Но я не сделала этого.
Момент был упущен.
Бриз смахнул напряжение гребнями ветра, и пляж недовольно выдохнул.
Зачем я это сделала?
Почему я так испугалась?
Рассвело, взошло солнце, а у меня все еще не было ответа.
…
Следующей ночью я пошла по песчаной тропе к берегу в полной темноте.
Мне нужно было подышать. Просто смотреть на волны и требовать ответов, которые они не могли дать.
Комок печали застрял у меня в горле. Этот ком грусти никогда не был далеко — как он мог быть далеко, когда мы были выброшены на берег и вынуждены были отказаться от гламура и изнеженной легкости жизни в городе? Как это возможно, когда я в очередной раз облажалась, когда дело касалось Гэллоуэя?

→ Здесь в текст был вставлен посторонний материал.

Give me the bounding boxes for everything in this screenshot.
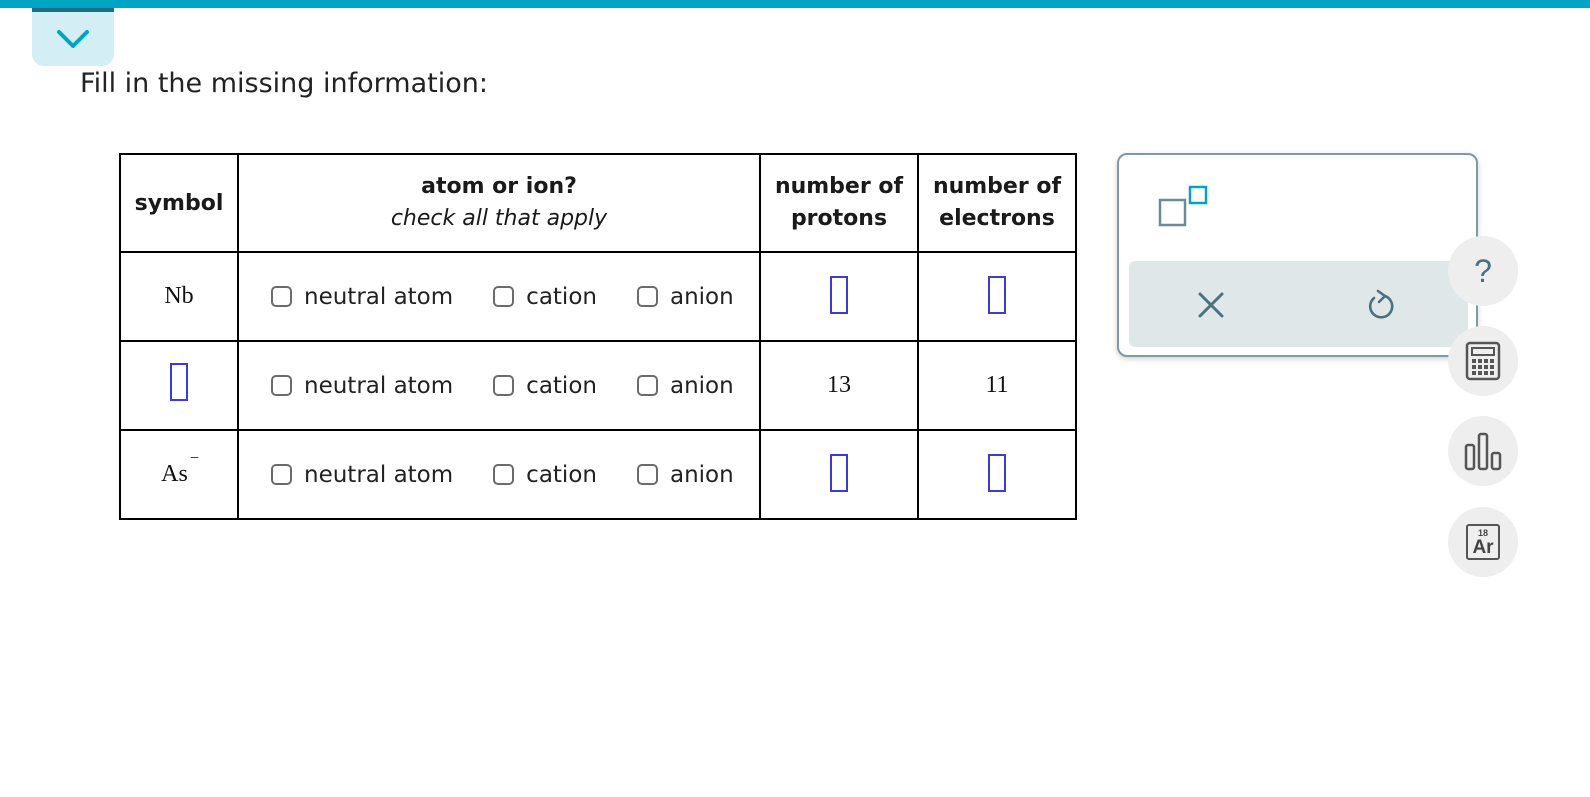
table-header-row: symbol atom or ion? check all that apply… (119, 153, 1077, 253)
symbol-text: Nb (164, 283, 194, 309)
close-icon (1198, 292, 1224, 318)
symbol-cell: As− (119, 429, 239, 520)
symbol-cell (119, 340, 239, 431)
choice-label: cation (526, 461, 597, 488)
top-accent-bar (0, 0, 1590, 8)
choice-label: neutral atom (304, 372, 454, 399)
undo-icon (1368, 289, 1394, 319)
checkbox[interactable] (636, 286, 658, 307)
choice-label: anion (669, 372, 734, 399)
protons-input[interactable] (830, 275, 848, 314)
question-prompt: Fill in the missing information: (80, 68, 488, 99)
electrons-cell: 11 (917, 340, 1077, 431)
choice-label: neutral atom (304, 283, 454, 310)
atom-or-ion-cell: neutral atom cation anion (237, 251, 761, 342)
choice-group: neutral atom cation anion (239, 462, 759, 488)
superscript-button[interactable] (1157, 185, 1209, 229)
electrons-cell (917, 429, 1077, 520)
protons-value: 13 (827, 372, 851, 398)
protons-cell (759, 251, 919, 342)
collapse-button[interactable] (32, 8, 114, 66)
header-symbol: symbol (119, 153, 239, 253)
help-button[interactable]: ? (1448, 236, 1518, 306)
symbol-input[interactable] (170, 363, 188, 401)
choice-cation[interactable]: cation (493, 373, 597, 399)
header-protons-line1: number of (774, 174, 904, 199)
header-atom-or-ion: atom or ion? check all that apply (237, 153, 761, 253)
choice-neutral-atom[interactable]: neutral atom (271, 462, 453, 488)
symbol-text: As (161, 461, 188, 487)
header-electrons-line2: electrons (939, 206, 1055, 231)
choice-neutral-atom[interactable]: neutral atom (271, 373, 453, 399)
checkbox[interactable] (271, 464, 292, 485)
choice-cation[interactable]: cation (493, 462, 597, 488)
table-row: As− neutral atom cation anion (119, 429, 1077, 520)
checkbox[interactable] (493, 375, 515, 396)
header-protons: number of protons (759, 153, 919, 253)
checkbox[interactable] (493, 286, 515, 307)
choice-label: cation (526, 372, 597, 399)
clear-button[interactable] (1189, 283, 1233, 327)
calculator-button[interactable] (1448, 326, 1518, 396)
symbol-charge: − (189, 450, 199, 467)
checkbox[interactable] (636, 375, 658, 396)
electrons-input[interactable] (988, 275, 1006, 314)
periodic-number: 18 (1477, 527, 1488, 538)
choice-group: neutral atom cation anion (239, 373, 759, 399)
checkbox[interactable] (493, 464, 515, 485)
atom-or-ion-cell: neutral atom cation anion (237, 340, 761, 431)
periodic-table-icon: 18 Ar (1466, 524, 1500, 560)
data-chart-button[interactable] (1448, 416, 1518, 486)
undo-button[interactable] (1359, 283, 1403, 327)
header-atom-or-ion-title: atom or ion? (421, 174, 577, 199)
table-row: neutral atom cation anion 13 11 (119, 340, 1077, 431)
choice-anion[interactable]: anion (636, 372, 734, 399)
choice-anion[interactable]: anion (636, 461, 734, 488)
table-row: Nb neutral atom cation anion (119, 251, 1077, 342)
choice-neutral-atom[interactable]: neutral atom (271, 284, 453, 310)
chevron-down-icon (57, 30, 89, 48)
choice-group: neutral atom cation anion (239, 284, 759, 310)
atom-or-ion-cell: neutral atom cation anion (237, 429, 761, 520)
editor-action-bar (1129, 261, 1468, 347)
choice-cation[interactable]: cation (493, 284, 597, 310)
checkbox[interactable] (271, 375, 292, 396)
answer-editor-panel (1117, 153, 1478, 357)
checkbox[interactable] (271, 286, 292, 307)
choice-label: anion (669, 283, 734, 310)
header-electrons-line1: number of (932, 174, 1062, 199)
calculator-icon (1465, 341, 1501, 381)
bar-chart-icon (1464, 432, 1502, 471)
header-atom-or-ion-subtitle: check all that apply (390, 206, 608, 231)
electrons-value: 11 (985, 372, 1009, 398)
protons-input[interactable] (830, 453, 848, 492)
header-protons-line2: protons (790, 206, 888, 231)
header-electrons: number of electrons (917, 153, 1077, 253)
question-table: symbol atom or ion? check all that apply… (119, 153, 1077, 520)
electrons-input[interactable] (988, 453, 1006, 492)
periodic-symbol: Ar (1472, 536, 1494, 558)
choice-anion[interactable]: anion (636, 283, 734, 310)
help-icon: ? (1474, 252, 1492, 289)
symbol-cell: Nb (119, 251, 239, 342)
choice-label: anion (669, 461, 734, 488)
protons-cell: 13 (759, 340, 919, 431)
electrons-cell (917, 251, 1077, 342)
choice-label: cation (526, 283, 597, 310)
protons-cell (759, 429, 919, 520)
choice-label: neutral atom (304, 461, 454, 488)
checkbox[interactable] (636, 464, 658, 485)
superscript-icon (1158, 185, 1208, 227)
periodic-table-button[interactable]: 18 Ar (1448, 507, 1518, 577)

Каких бы достижений мы ни добились, отказавшись от роскоши современных удобств и научившись собирать и создавать, охотиться и готовить, это было ничто, если я не могла сбалансировать счастливые отношения.
Он не разговаривал со мной весь день.
Мы занимались своими делами. Мы готовили, ели, плавали и пили. И ни слова. Даже дети молчали, чувствуя, что между нами что-то не так.

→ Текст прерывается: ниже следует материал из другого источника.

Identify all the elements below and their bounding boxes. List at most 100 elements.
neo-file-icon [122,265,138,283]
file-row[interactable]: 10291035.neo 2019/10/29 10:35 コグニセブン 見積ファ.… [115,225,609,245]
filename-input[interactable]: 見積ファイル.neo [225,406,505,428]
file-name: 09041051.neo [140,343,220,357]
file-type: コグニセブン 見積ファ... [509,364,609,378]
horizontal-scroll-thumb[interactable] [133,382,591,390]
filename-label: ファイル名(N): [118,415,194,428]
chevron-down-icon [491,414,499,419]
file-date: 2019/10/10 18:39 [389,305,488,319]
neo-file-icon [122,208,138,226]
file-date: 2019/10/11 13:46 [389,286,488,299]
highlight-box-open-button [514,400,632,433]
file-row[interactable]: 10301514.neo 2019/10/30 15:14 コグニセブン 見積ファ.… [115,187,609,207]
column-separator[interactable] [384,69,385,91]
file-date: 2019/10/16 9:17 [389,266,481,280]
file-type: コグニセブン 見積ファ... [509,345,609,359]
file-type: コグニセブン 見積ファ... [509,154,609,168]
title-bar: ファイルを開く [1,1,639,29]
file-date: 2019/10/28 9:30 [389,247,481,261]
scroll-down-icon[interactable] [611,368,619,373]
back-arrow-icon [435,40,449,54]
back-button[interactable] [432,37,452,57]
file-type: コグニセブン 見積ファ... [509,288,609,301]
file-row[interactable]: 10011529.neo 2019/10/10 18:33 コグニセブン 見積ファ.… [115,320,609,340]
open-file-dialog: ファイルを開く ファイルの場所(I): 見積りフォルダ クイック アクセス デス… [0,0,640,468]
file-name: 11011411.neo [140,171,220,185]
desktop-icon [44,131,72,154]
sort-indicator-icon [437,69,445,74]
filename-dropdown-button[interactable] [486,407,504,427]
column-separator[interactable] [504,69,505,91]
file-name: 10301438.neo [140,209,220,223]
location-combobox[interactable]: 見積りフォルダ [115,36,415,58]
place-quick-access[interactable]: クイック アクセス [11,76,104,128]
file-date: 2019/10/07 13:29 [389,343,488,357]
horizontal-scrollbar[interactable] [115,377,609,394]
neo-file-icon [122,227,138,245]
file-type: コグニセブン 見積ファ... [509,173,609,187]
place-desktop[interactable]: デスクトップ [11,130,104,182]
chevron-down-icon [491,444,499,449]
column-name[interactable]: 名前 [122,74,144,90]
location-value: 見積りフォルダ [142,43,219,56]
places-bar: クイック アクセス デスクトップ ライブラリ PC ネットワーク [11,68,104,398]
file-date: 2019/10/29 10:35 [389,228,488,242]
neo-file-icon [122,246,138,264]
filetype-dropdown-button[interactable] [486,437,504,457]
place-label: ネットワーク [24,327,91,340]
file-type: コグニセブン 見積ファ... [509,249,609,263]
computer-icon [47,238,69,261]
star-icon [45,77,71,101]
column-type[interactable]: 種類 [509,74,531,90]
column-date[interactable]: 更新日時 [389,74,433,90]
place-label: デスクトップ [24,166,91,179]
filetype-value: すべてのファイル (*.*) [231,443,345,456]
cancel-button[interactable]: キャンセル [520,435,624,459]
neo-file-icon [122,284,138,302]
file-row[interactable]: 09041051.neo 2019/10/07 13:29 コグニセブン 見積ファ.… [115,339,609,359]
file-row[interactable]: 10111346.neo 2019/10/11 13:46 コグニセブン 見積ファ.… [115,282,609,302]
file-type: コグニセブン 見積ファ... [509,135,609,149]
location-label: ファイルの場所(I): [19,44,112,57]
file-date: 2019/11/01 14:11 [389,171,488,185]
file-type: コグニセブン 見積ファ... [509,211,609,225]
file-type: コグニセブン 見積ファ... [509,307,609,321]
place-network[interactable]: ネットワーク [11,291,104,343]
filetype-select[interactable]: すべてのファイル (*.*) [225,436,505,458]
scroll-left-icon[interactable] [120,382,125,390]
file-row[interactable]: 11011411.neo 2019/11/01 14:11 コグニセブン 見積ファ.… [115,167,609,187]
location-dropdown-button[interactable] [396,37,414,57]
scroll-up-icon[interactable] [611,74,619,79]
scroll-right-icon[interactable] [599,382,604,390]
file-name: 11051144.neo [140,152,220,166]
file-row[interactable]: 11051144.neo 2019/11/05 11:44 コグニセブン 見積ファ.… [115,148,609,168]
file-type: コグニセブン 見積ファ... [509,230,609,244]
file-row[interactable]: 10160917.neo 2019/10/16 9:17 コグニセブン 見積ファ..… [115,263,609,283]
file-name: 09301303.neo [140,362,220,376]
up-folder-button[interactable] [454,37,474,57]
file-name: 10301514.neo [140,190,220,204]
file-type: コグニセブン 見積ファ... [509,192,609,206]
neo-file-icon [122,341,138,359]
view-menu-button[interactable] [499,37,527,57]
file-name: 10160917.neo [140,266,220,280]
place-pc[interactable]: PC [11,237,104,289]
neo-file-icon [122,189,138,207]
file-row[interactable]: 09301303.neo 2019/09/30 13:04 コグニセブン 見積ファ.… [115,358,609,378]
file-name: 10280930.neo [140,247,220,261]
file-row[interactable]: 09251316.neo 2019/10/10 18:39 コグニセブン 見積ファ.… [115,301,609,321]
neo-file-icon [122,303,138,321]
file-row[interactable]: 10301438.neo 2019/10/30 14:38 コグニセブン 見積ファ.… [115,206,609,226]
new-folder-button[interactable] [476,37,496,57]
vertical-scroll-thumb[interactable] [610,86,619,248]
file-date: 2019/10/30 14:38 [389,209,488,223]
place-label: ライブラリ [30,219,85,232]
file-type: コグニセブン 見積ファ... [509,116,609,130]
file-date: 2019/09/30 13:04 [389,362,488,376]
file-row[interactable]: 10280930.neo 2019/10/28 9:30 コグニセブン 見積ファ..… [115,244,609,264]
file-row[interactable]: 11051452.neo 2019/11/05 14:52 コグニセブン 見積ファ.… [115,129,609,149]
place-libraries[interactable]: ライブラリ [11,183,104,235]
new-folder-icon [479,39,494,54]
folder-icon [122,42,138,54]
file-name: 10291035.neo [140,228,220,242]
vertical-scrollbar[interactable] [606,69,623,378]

Сахарный песок скользил по моим пальцам, когда я приблизилась к плещущемуся морю. Мир продолжал жить, независимо от ночи и дня, но была разница, когда темнота сменялась солнечным светом. Вещи теряли свою суровую реальность и становились волшебными, мистическими. Синева океана становилась серебристо-черной из-за луны. Пальмы становились призрачными стражами, укрывающими нас. А Вселенная в целом окутывала нас коконом из галактик, о посещении которых мы могли только мечтать.
Я вглядывалась во мрак, ища Гэллоуэя. После того как он не разговаривал со мной весь день, он не ложился спать, работая без перерыва, чтобы закончить дом.

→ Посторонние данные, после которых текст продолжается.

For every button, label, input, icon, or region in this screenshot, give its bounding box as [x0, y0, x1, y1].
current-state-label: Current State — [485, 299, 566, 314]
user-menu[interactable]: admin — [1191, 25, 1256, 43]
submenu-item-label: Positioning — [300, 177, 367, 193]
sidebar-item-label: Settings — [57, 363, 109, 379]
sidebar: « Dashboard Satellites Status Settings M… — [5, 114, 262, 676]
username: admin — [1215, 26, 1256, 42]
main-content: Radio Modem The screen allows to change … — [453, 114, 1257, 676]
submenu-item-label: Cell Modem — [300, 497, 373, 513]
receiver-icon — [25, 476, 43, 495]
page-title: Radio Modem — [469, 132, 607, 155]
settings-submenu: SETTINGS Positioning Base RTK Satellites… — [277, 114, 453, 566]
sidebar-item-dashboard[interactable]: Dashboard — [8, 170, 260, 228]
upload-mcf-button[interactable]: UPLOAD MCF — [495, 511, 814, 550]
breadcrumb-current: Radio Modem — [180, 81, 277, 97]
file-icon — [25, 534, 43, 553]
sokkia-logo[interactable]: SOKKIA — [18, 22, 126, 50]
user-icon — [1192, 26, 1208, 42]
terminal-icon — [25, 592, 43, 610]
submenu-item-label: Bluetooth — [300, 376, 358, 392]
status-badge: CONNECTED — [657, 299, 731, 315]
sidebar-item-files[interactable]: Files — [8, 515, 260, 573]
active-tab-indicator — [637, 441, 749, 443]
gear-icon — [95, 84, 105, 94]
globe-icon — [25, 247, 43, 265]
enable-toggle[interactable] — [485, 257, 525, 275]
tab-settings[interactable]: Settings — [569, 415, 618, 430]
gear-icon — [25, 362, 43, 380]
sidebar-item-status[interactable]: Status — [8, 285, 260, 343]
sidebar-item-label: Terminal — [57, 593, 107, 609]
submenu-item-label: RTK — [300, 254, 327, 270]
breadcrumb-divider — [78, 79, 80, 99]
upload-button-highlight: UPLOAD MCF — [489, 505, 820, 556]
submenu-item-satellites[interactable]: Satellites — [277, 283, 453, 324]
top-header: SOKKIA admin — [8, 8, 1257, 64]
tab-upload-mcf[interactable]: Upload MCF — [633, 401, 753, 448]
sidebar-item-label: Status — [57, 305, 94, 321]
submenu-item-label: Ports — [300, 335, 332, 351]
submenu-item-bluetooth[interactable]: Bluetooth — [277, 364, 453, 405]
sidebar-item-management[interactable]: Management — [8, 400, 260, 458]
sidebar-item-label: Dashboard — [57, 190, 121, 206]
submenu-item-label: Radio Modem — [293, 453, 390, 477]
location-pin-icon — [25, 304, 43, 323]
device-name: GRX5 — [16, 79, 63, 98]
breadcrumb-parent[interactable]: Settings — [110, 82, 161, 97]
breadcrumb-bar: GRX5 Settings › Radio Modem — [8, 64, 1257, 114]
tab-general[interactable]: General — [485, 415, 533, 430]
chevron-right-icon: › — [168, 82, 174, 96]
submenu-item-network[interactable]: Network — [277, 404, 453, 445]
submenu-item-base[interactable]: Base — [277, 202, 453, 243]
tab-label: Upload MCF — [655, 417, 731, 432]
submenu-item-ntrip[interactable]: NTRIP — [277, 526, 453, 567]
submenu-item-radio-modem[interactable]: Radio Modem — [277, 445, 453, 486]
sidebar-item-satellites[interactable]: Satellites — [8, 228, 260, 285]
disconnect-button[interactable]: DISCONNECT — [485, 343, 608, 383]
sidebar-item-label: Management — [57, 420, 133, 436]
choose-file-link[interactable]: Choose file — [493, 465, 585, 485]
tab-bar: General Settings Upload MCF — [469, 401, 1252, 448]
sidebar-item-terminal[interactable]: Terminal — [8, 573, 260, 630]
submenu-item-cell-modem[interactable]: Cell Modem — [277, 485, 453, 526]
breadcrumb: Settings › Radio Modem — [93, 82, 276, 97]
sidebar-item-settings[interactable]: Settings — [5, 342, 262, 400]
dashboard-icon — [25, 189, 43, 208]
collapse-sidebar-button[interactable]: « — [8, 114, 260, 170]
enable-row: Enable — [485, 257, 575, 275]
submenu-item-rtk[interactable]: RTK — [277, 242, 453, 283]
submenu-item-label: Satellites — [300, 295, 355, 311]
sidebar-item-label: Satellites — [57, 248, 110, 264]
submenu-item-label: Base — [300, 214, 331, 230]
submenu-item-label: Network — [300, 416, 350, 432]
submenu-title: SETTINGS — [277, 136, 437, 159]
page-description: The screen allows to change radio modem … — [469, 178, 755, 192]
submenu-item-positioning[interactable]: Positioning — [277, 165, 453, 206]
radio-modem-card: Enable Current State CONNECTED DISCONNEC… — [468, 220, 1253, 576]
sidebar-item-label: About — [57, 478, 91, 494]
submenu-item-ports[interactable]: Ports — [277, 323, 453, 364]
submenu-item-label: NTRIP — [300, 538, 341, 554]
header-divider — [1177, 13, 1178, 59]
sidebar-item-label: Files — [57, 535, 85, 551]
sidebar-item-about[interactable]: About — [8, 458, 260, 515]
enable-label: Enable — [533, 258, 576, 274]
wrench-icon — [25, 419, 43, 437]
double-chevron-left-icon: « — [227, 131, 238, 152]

Мне хотелось бежать за ним и извиниться. Наконец-то признаться, что меня пугало и как отказ от него вырезал из меня куски, пока я не стала полая от желания.
Но я этого не сделала.
Потому что мои доводы были слабыми и не имели смысла. Он бы проклял меня за то, что я не сказала ему раньше и не дала ему шанс решить проблему, вместо того чтобы скрывать ее от него.
Пока я сидела на песке, прохладная сырость пропитала мои шорты. Я смотрела на звездный горизонт.
— Я умру здесь? — Мой шепот целовал луну. — Неужели я умру и никогда больше не увижу Мэделин? Неужели я навсегда останусь матерью и защитницей двоих детей и никогда не смогу покориться мужчине, в которого влюбилась?